椅子に座っていたキースが勢いよく立ち上がった。
「俺も行く」
「来なくていいわよ。女の喧嘩に男は必要ないわ」
「でも、アリスが呼び出されたのは俺のせいなんだろ」
思い詰めたような顔をしているキースを、私はこれ見よがしに大きくため息を吐いて見つめる。
「別にキースのせいじゃないわよ」
「俺と食事をしていたからだって、今言ってただろう」
「ああ、はいはい。わかったわよ。もしかすると、それが原因かもしれないけど、だからといって、あんたのせいじゃないの! 私が誰と話すか話さないかは、自分で決めることであって、人に決められることじゃないの!」
たぶん、呼び出された理由はキースと仲良くしていたから、で間違いないと思う。
もちろん、それで呼び出されるのはいい迷惑だけど、アリスはそれに耐えてきた。
離れれば良かったのに、そうしなかったのは、アリスがキースのこともノアのことも好きだったからだと思う。
「キースやノアと話すのも私の勝手よ。だから、あなたは気にしなくていいの。それとも、私に話しかけるなって言いたいわけ?」
「そんなんじゃねぇけど」
キースが大きく肩を落として、しょぼくれた顔をする。
せっかくのイケメンが台無しだわ。
きっと彼は正義感が強いんでしょうね。
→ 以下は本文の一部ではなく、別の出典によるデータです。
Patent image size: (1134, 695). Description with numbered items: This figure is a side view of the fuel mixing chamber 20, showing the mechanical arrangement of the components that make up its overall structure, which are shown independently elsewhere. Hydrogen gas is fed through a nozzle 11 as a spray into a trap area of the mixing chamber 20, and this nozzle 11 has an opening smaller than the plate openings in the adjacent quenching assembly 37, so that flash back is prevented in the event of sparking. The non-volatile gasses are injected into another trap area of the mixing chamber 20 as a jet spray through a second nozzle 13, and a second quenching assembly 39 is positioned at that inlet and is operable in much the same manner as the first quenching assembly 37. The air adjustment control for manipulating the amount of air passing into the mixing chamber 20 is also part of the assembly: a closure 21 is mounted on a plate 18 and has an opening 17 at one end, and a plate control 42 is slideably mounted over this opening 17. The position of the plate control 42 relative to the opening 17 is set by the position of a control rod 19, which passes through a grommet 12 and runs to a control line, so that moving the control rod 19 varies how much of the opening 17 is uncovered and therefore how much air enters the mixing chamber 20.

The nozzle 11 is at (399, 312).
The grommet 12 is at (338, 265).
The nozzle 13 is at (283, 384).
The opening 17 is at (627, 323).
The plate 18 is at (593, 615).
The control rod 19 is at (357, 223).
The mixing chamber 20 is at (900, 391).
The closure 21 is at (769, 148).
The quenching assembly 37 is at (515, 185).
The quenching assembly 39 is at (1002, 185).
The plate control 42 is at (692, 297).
だから、私のことも放っておけないってとこかしら。
本当のアリスは何者かのせいで犠牲になったわけだし、また同じようなことが起こるかもって心配してくれているのかもしれない。
「キース、大丈夫よ。こんなことでどうこうなるくらいなら、神様は私をわざわざアリスに転生させたりしないわよ。私はアリスを嫌な目に遭わせた奴らをやっつけるのが自分の使命だと思ってるし、私にはそれが出来ると思ってるから」
だって、そうじゃなきゃ、こんなに上手く権力者が味方についたり、私たちの中身が別人だなんて突拍子もない話を簡単に信じてくれたりしないでしょ。
心の中でそう思ってから、キースに続ける。
「悪いと思うなら、このまま待っててよ。で、戻ってきたらどうしてキースが日本語を知ってるのか、その理由を教えてくれない?」
「……わかった」
「ありす、場所だけ教えろ。あまり遅いようなら見に行くから」
キースとの話の途中で、哲平が割って入ってきたので、少し考えてから真上を指差す。
「屋上にあるガゼボに来いと言われたのよ。そろそろ行かなきゃいけないわね」
答えてから、自分のカバンを哲平に預けて踵を返すと、キースに呼び止められる。
「待て、アリス。どこのガゼボだ?」
「屋上のガゼボ」
「だから、どこのだよ。ガゼボって校舎ごとにあるぞ?」
「校舎って何棟あるっけ?」
「五棟」
行くのが嫌になることを言われてしまった。
そんなの知らなかったわ!
屋上のガゼボって、情報量が少なすぎるでしょ!
他にミラベル伯爵令嬢は何か言ってたっけ。
彼女との会話を思い返してみる。
『屋上のガゼボにいらしていただける?』
と言われた記憶しかない。
もしかして、どこのガゼボかわからなくて困る私でも見たかったとか?
そんな理由だったとしたら嫌だから、私自身は動かないほうがいいかしら。
「よし、哲平、じゃなくて、テツ」
「ん?」
私が声をかけると、哲平が不思議そうな顔をして首を傾げた。
「とにかく、どこのガゼボかわからないし、私の代わりに見てきてくれない?」
胸の前で手を合わせて可愛くお願いしてみたつもりだったが、哲平の眉間に深いシワが刻まれた。